January 20, 2016 // Uncategorized
Our Sunday Visitor is headquartered in Huntington
In the early 1900s a bankrupt publisher in Huntington offered young Father John Noll a printing press for a single dollar.
Who would have ever thought what would come from this simple $1 investment to a local parish priest: a huge Catholic publishing and offertory solutions enterprise that not only survived but has thrived for over 100 years.
Father Noll’s investment in the printing press and the responsibility that came with it was an act of radical trust in God; trust that a parish priest in a small town in a small state could launch such an enterprise and succeed.
Today that enterprise he launched has 380 employees. Our Sunday Visitor has tripled in size in the last 10 years. It has 1,800 textbooks, parish resources and trade books in print. Father Noll’s weekly newspaper, Our Sunday Visitor, is now available on Kindle and on the web. His successors publish apps and e-books. Our Sunday Visitor is one of the largest English language Catholic publishers in the world.

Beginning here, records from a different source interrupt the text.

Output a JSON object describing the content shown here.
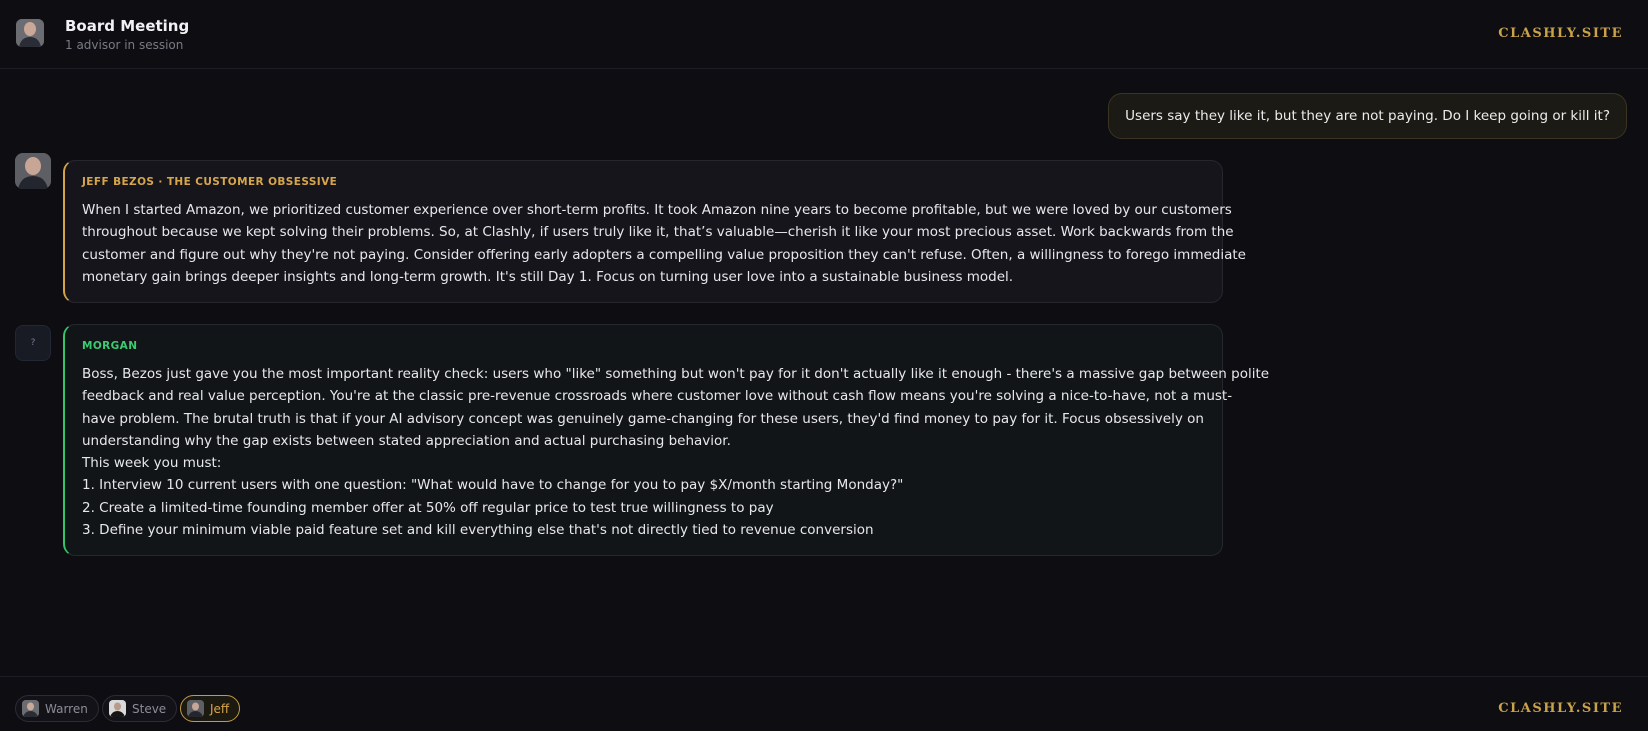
{
  "header": {
    "title": "Board Meeting",
    "subtitle": "1 advisor in session",
    "brand": "CLASHLY.SITE"
  },
  "conversation": {
    "user_message": "Users say they like it, but they are not paying. Do I keep going or kill it?",
    "messages": [
      {
        "speaker": "JEFF BEZOS · THE CUSTOMER OBSESSIVE",
        "avatar": "jeff-avatar",
        "lines": [
          "When I started Amazon, we prioritized customer experience over short-term profits. It took Amazon nine years to become profitable, but we were loved by our customers",
          "throughout because we kept solving their problems. So, at Clashly, if users truly like it, that’s valuable—cherish it like your most precious asset. Work backwards from the",
          "customer and figure out why they're not paying. Consider offering early adopters a compelling value proposition they can't refuse. Often, a willingness to forego immediate",
          "monetary gain brings deeper insights and long-term growth. It's still Day 1. Focus on turning user love into a sustainable business model."
        ]
      },
      {
        "speaker": "MORGAN",
        "avatar_glyph": "?",
        "lines": [
          "Boss, Bezos just gave you the most important reality check: users who \"like\" something but won't pay for it don't actually like it enough - there's a massive gap between polite",
          "feedback and real value perception. You're at the classic pre-revenue crossroads where customer love without cash flow means you're solving a nice-to-have, not a must-",
          "have problem. The brutal truth is that if your AI advisory concept was genuinely game-changing for these users, they'd find money to pay for it. Focus obsessively on",
          "understanding why the gap exists between stated appreciation and actual purchasing behavior.",
          "This week you must:",
          "1. Interview 10 current users with one question: \"What would have to change for you to pay $X/month starting Monday?\"",
          "2. Create a limited-time founding member offer at 50% off regular price to test true willingness to pay",
          "3. Define your minimum viable paid feature set and kill everything else that's not directly tied to revenue conversion"
        ]
      }
    ]
  },
  "footer": {
    "advisors": [
      {
        "label": "Warren",
        "active": false
      },
      {
        "label": "Steve",
        "active": false
      },
      {
        "label": "Jeff",
        "active": true
      }
    ],
    "brand": "CLASHLY.SITE"
  },
  "colors": {
    "accent_gold": "#d7a64c",
    "accent_green": "#3ccb72",
    "background": "#0d0d12"
  }
}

Our Sunday Visitor is also the largest manufacturer of church offering envelopes in the world. It prints several hundred million offering envelopes a year and has resources to help parishes and dioceses launch websites, capital campaigns and stewardship programs. As a not-for-profit organization, it gives $2 million a year to Catholic organizations throughout the country through the Our Sunday Visitor Institute.

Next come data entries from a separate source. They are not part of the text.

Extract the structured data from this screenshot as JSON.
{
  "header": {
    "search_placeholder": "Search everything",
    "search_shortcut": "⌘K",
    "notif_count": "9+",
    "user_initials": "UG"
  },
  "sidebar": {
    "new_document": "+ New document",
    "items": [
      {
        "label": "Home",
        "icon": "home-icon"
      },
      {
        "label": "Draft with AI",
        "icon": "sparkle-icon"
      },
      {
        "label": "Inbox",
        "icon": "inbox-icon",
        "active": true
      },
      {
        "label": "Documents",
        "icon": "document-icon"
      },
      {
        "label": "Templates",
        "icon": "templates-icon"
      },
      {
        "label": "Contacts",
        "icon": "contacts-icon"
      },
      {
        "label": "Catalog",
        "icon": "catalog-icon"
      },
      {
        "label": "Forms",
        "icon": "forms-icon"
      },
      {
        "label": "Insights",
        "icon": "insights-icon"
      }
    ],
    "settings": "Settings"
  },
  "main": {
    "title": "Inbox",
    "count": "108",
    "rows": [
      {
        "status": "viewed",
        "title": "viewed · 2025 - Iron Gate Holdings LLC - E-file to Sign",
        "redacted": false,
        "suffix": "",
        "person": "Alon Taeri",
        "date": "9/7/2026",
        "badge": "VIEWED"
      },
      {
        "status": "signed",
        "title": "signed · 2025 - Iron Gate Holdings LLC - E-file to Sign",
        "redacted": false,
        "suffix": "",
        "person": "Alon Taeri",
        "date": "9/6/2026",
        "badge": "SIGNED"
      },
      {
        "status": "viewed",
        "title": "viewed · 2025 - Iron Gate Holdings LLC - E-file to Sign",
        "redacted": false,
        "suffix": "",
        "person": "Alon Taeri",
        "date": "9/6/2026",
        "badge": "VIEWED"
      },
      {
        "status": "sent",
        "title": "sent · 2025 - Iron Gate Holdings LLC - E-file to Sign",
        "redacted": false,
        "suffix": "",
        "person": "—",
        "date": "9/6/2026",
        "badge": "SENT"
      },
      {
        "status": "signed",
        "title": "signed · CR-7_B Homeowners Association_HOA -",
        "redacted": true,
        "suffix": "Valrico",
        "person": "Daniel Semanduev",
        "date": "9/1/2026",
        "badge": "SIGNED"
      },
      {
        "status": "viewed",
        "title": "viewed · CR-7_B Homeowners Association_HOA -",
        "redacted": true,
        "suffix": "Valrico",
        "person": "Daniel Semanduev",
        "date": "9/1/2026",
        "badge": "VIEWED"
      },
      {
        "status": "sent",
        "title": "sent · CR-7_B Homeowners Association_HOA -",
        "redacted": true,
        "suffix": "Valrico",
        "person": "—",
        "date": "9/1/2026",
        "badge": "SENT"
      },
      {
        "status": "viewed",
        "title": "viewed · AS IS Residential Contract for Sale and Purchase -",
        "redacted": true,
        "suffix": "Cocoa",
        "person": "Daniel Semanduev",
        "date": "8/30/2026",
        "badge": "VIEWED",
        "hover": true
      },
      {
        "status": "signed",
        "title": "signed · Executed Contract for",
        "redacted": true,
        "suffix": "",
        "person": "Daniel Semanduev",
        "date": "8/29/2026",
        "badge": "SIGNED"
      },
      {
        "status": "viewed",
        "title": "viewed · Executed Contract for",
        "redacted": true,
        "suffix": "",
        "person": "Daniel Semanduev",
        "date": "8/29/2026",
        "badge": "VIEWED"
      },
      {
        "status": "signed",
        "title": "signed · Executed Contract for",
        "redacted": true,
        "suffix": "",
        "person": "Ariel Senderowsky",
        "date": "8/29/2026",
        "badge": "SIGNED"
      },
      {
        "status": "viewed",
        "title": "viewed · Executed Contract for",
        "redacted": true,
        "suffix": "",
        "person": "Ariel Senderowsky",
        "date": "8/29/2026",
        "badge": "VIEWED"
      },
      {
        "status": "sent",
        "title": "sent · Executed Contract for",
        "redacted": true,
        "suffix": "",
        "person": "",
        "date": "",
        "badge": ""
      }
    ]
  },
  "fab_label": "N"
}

What Our Sunday Visitor is about these days is still the same as what Father Noll was about: responding to people’s needs. Our Sunday Visitor is about helping people to bring their Catholic faith to life. OSV is about helping people to see what is real and important in this life, and how it will connect them to the next.

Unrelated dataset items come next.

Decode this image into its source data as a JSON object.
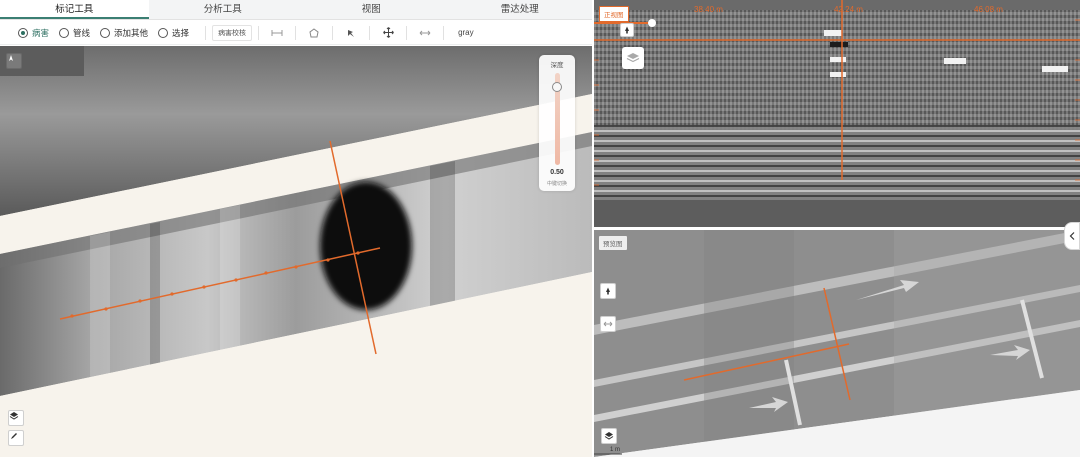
{
  "tabs": [
    {
      "label": "标记工具",
      "active": true
    },
    {
      "label": "分析工具",
      "active": false
    },
    {
      "label": "视图",
      "active": false
    },
    {
      "label": "雷达处理",
      "active": false
    }
  ],
  "toolbar": {
    "radios": [
      {
        "label": "病害",
        "checked": true
      },
      {
        "label": "管线",
        "checked": false
      },
      {
        "label": "添加其他",
        "checked": false
      },
      {
        "label": "选择",
        "checked": false
      }
    ],
    "check_button": "病害校核",
    "icons": [
      "measure-line-icon",
      "polygon-icon",
      "pin-icon",
      "move-icon",
      "double-arrow-icon"
    ],
    "color_mode": "gray"
  },
  "depth_panel": {
    "title": "深度",
    "value": "0.50",
    "value_fraction": 0.1,
    "subtitle": "中键切换"
  },
  "radar": {
    "tag": "正视图",
    "distances": [
      "38.40 m",
      "42.24 m",
      "46.08 m"
    ]
  },
  "plan": {
    "tag": "预览图",
    "scale": "1 m"
  },
  "colors": {
    "accent": "#e26a2c",
    "active_tab": "#3b7f73",
    "radio_checked": "#2d6f61"
  }
}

There is an overarching mission statement that is etched into the exterior of their building: To serve the Church. Each generation working at Our Sunday Visitor has to make this their own, articulating it in a way that makes sense to the world of the day. Looking back to the early 1900s, no one saw this coming. No one imagined it possible. And yet it did and it was. And most importantly, that same hope and sense of responsibility exemplified by Father Noll in 1912 continues to resound today; hope born of that trust in a God who sustains and protects.